A new paper published today by the civil society group Article 36 reveals the significance of low-income country underrepresentation in nuclear disarmament forums.
These countries could be more vulnerable to the negative impacts of a nuclear weapon detonation on economics, the environment, and development objectives, even though a high proportion are part of nuclear weapon free zones.
Yet they are less likely to send representatives to multilateral meetings on nuclear disarmament and generally make fewer statements on average than high-income countries — a high proportion of which are part of a nuclear alliance.
Nuclear weapons represent a grave global injustice. This injustice is on full display at the NPT. The NPT nuclear-armed and nuclear-dependent states, representing the vast majority of the world’s wealth, will only accept an outcome document that reinforces their continued possession and deployment of weapons of terror that they wield over the rest of the planet. They say that their weapons do not pose a risk to world security but rather that they prevent nuclear weapon use.
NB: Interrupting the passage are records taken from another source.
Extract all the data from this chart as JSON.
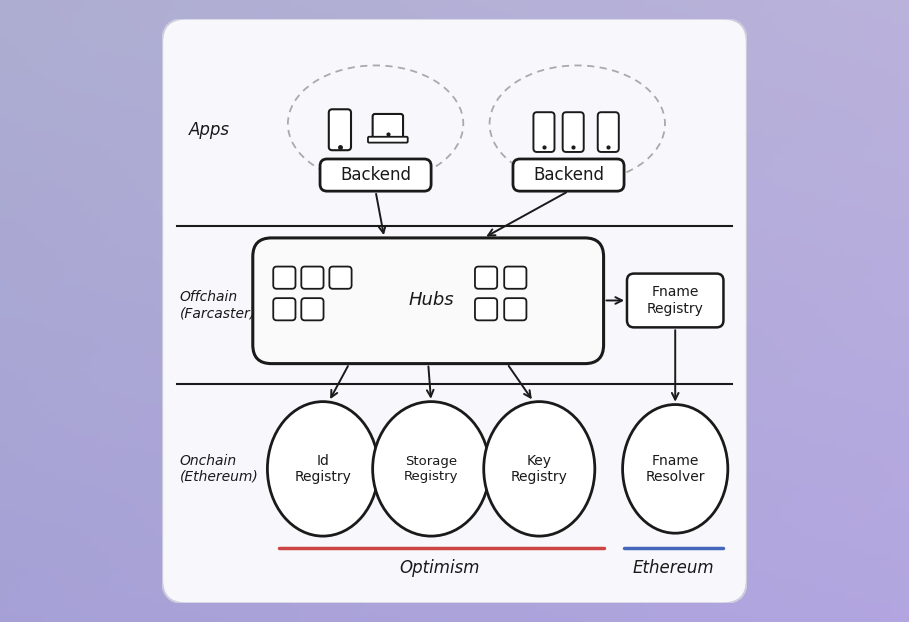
{
  "sketch_color": "#1a1a1a",
  "red_line_color": "#cc4444",
  "blue_line_color": "#4466bb",
  "card_bg": "#f8f8fc",
  "bg_color": "#b8b8d8",
  "layer_labels": {
    "apps": "Apps",
    "offchain": "Offchain\n(Farcaster)",
    "onchain": "Onchain\n(Ethereum)"
  },
  "section_labels": {
    "optimism": "Optimism",
    "ethereum": "Ethereum"
  },
  "node_labels": {
    "backend1": "Backend",
    "backend2": "Backend",
    "hubs": "Hubs",
    "fname_registry": "Fname\nRegistry",
    "id_registry": "Id\nRegistry",
    "storage_registry": "Storage\nRegistry",
    "key_registry": "Key\nRegistry",
    "fname_resolver": "Fname\nResolver"
  }
}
But as the Non-Aligned Movement has been saying for decades, as the three conferences on the humanitarian impact of nuclear weapons have found, and as the joint humanitarian statements in the NPT and General Assembly have asserted, the only way to prevent the use of nuclear weapons is to eliminate them.
This is the position of the majority. This is the position of justice. And it is the only position that responsible actors can take “in the interests of the survival of humanity.”